TUESDAY, March 1 (HealthDay News) -- In people with heart disease, the use of blood pressure-lowering medications can be beneficial, even in those who don't have high blood pressure, new research suggests.
The study found that when people without high blood pressure were given blood pressure drugs, their risk of congestive heart failure, stroke, all-cause mortality and a combination of cardiovascular disease outcomes were reduced.
"If someone has had a previous heart attack or other cardiovascular event, and their blood pressure is in the normal range, they're still at risk of future cardiovascular events. There may be an additional benefit to giving an anti-hypertensive medication to these folks," said study author Angela M. Thompson, a doctoral research fellow in the department of epidemiology at Tulane University School of Public Health and Tropical Medicine in New Orleans.
"Current treatment recommendations advise treatment when the blood pressure is over 140/90 mm/Hg, but our study shows that you can obtain benefits even when the blood pressure is below that," Thompson explained.
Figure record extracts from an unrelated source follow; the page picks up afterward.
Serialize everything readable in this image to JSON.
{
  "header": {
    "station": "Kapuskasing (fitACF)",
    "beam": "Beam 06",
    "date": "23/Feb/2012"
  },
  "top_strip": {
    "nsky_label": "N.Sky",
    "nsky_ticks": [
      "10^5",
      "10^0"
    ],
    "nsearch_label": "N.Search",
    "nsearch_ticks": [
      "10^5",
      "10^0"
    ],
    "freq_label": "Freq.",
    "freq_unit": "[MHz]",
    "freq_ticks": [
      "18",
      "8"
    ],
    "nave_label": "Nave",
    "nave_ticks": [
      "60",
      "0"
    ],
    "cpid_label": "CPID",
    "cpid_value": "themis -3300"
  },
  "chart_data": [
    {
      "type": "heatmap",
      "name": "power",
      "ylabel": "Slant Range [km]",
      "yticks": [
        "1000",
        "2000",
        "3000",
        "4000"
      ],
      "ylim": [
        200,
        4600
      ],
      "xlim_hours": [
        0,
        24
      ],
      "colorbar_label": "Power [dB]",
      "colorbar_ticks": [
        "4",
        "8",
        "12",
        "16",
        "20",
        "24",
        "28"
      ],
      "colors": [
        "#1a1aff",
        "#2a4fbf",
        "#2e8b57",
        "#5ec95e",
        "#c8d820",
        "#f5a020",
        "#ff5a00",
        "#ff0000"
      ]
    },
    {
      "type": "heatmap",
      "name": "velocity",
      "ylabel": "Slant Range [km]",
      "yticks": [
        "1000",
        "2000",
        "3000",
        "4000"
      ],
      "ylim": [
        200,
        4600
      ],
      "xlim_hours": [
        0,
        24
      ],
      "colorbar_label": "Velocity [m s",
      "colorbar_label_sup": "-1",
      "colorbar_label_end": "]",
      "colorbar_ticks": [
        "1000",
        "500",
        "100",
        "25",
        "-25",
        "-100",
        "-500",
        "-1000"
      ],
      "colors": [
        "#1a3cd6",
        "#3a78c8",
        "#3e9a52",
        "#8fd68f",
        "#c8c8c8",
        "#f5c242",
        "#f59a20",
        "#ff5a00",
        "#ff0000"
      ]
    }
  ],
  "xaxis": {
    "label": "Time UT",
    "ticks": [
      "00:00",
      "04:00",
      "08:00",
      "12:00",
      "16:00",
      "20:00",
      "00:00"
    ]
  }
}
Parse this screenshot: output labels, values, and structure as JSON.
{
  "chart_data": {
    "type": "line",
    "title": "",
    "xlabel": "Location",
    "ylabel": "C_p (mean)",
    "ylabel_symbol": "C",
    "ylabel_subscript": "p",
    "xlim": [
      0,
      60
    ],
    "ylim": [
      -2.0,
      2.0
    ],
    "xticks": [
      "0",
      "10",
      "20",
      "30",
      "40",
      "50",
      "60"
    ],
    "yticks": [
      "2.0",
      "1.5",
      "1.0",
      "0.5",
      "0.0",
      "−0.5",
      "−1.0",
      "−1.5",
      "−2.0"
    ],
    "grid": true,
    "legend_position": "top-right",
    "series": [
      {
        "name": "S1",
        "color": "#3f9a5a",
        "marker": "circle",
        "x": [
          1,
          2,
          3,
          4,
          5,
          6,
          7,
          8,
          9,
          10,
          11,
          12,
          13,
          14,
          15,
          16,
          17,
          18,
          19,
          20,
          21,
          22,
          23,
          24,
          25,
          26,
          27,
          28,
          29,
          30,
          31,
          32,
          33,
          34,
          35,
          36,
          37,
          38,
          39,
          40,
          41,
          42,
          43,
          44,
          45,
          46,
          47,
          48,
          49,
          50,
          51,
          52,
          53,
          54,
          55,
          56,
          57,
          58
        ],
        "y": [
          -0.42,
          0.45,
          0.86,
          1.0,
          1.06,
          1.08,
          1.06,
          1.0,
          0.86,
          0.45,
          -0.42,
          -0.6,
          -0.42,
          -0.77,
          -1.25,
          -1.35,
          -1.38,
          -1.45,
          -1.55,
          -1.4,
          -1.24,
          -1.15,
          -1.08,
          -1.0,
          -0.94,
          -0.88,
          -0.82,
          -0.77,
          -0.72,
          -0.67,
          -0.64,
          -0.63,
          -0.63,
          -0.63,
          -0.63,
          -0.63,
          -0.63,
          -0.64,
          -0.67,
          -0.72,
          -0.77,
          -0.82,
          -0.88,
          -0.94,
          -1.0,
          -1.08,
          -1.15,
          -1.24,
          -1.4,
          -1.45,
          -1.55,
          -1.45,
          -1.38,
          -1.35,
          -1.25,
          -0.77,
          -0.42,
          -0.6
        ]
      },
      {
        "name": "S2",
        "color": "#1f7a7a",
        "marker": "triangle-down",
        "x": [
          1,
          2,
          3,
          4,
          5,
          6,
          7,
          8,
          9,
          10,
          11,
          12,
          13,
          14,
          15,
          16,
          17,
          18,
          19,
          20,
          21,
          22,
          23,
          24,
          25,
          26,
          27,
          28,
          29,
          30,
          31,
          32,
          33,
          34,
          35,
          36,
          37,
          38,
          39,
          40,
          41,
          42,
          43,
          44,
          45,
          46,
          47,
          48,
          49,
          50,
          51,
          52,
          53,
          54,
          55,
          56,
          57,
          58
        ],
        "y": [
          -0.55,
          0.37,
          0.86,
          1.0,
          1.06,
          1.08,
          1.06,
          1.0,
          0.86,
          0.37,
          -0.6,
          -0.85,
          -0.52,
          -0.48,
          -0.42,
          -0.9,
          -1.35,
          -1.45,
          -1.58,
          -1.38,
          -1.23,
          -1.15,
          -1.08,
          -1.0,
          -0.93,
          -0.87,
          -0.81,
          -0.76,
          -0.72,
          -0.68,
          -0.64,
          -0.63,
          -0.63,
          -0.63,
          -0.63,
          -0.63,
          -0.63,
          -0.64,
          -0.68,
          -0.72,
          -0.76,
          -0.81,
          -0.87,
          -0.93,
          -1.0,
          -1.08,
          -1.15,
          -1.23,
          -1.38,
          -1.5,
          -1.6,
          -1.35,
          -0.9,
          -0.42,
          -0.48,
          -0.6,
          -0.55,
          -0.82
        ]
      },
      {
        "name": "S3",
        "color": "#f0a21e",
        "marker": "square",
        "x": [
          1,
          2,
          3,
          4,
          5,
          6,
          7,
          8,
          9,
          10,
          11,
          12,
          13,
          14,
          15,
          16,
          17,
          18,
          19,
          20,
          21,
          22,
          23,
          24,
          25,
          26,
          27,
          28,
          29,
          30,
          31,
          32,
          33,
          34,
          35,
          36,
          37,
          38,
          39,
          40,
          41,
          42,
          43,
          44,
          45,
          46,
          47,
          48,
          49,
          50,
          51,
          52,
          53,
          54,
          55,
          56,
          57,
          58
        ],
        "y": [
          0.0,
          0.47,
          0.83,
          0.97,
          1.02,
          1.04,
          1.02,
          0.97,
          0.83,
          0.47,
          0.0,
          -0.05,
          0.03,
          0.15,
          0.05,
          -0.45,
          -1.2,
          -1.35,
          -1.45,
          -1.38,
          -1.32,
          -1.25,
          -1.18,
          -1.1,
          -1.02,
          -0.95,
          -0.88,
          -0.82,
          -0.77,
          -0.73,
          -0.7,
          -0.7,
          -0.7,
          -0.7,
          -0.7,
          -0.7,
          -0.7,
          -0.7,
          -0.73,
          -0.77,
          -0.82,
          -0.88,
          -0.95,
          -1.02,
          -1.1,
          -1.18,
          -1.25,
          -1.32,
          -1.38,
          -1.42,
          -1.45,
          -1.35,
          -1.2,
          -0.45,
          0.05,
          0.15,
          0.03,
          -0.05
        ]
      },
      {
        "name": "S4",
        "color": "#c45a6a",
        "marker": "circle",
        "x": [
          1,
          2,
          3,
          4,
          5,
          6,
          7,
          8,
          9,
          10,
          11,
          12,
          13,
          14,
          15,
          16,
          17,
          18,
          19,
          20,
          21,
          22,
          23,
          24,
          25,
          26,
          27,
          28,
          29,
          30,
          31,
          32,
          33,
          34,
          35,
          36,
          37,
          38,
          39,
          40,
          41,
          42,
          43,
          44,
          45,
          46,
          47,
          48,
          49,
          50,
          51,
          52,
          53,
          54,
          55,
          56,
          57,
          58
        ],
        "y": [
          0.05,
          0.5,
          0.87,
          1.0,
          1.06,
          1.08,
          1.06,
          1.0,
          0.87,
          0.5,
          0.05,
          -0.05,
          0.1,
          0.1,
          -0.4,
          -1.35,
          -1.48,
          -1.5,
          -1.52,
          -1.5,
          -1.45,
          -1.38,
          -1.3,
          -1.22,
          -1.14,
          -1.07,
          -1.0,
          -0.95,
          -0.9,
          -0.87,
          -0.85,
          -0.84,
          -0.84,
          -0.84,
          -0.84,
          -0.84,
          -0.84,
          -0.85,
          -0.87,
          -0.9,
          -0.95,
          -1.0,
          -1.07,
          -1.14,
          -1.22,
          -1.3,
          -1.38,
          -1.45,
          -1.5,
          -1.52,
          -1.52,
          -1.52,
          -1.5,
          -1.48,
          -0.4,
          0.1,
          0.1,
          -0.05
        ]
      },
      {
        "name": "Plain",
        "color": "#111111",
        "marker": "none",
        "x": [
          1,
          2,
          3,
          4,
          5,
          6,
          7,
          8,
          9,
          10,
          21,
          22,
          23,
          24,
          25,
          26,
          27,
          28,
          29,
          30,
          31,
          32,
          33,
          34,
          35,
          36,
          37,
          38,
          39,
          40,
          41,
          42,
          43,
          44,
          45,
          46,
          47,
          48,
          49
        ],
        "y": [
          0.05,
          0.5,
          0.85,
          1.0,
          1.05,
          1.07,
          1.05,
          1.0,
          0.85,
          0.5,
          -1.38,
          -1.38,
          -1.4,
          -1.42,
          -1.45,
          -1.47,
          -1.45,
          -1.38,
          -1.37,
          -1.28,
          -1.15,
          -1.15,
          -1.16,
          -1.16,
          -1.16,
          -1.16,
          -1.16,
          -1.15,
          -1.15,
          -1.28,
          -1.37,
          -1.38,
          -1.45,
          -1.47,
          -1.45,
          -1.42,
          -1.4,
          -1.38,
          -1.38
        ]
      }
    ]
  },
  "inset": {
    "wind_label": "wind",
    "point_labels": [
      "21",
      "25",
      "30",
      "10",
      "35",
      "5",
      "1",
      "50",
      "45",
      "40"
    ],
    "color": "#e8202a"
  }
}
In fact, the risk for cardiovascular disease begins at 115 mm/Hg of systolic pressure (the top number on a blood pressure reading), according to background information in the study.
In addition, in adults 55 years and older, the lifetime risk of developing hypertension is more than 90 percent, the study noted.
The study, which was funded by Tulane University and the National Institutes of Health, was published in the March 2 issue of the Journal of the American Medical Association.
Cardiovascular disease is the leading cause of death in the United States, according to background information in the study. About 54 percent of strokes and 46 percent of heart disease cases occur in people who have blood pressure levels in the normal range, the study reported.